Wednesday, October 2, 2013

Doctor Sleep

Doctor Sleep by Stephen King (2013)

The little boy from The Shining is all grown up, but the memories of that one winter at the Overlook Hotel aren't far away. Dan Torrance has turned into an alcoholic like his father and has hit rock bottom. As he starts on the road to recovery, he secures a job at a hospice where his special talents are useful helping the residents pass out of this world. Meanwhile, a group of older folks called the True Knot travel around in Winnebagos seeking out kids with the shining; torturing and killing these kids releases steam upon which the True Knot feeds, but they are growing weaker. However, they soon learn about a girl with an especially powerful gift, maybe even stronger than that of Danny Torrance himself, and decide to go after her next. They don't know what they're getting themselves into.

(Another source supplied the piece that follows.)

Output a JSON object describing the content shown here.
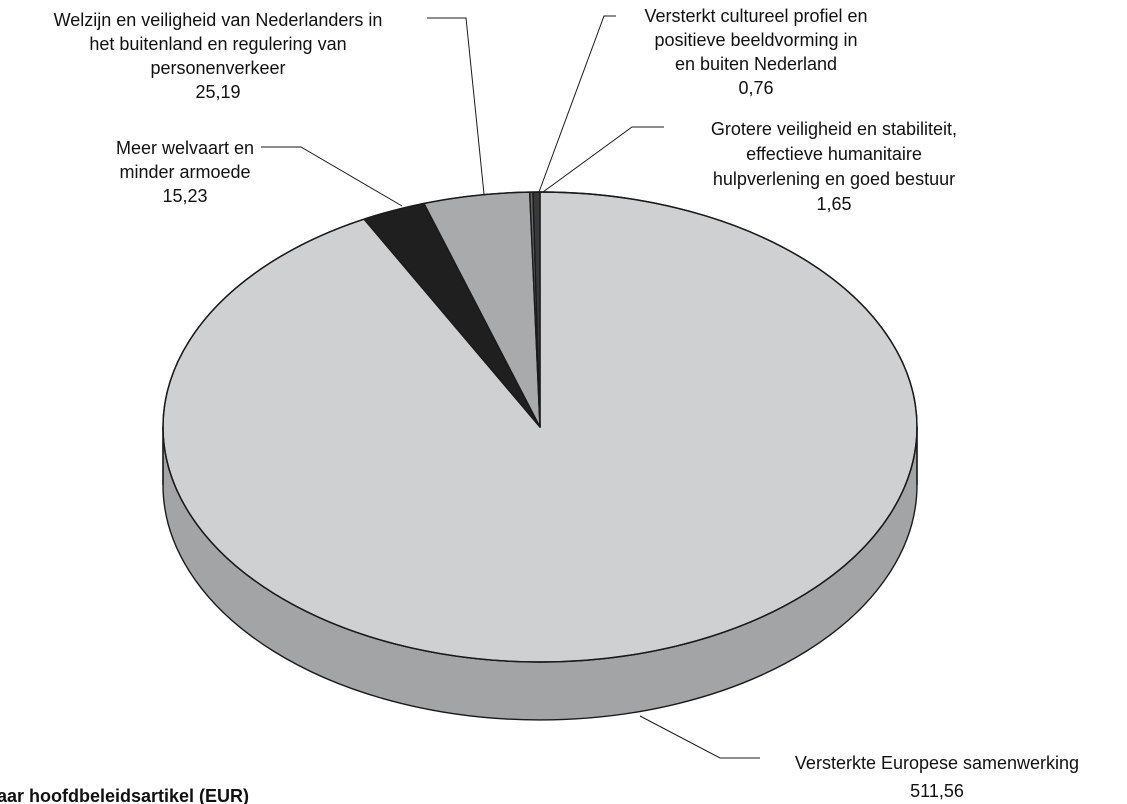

In his author's note, King says that no sequel is as good as the original and that he's not the same person he was when he wrote The Shining. Maybe he doesn't think it lives up to the first book, but I think it's just a different book entirely. This isn't The Shining; it's another book starring Dan Torrance a couple of decades later and although all the history is there, there's another whole cast of characters and a fresh new plot, not to mention new ways in which the shining powers manifest.

I didn't re-read The Shining before starting this so the details I remember about it really come from Stanley Kubrick's movie, which I've watched several times since reading the book. I know the movie departs from Stephen King's version (and King apparently doesn't like it) but I don't think I missed anything by not having those details in my recent memory. In fact, this novel could probably stand on its own.

I liked seeing how Dan Torrance's life progressed, how he was both trapped and freed by his past. He would make bad decisions and then up and move to another town where he quickly got himself into trouble, starting the cycle again. It was gratifying when he finally began to pull himself together, and meeting Abra - a kid with whom he could strongly identify - helped a lot. We even find out interesting new information about Dan Torrance's family.

The other characters were great too. Abra made a formidable protagonist, her combination of strength and anger a match for any villain. (In an early scene, she predicted 9/11 as an infant. It kind of gave me the chills.) It would have been easy to dislike Rose the Hat even without her supernatural aspects, but with them she was not only cruel, but frightening. Even supporting members of the cast were well-developed enough to feel like people we've met before, a particular talent of King.

I'm not sure if Doctor Sleep was as scary as The Shining - it's been too long since I read it, and I was just a teenager then - but it's definitely dark and creepy. Mostly, it's a great story with characters I liked reading about, and it kept me very interested for its entire 530 pages.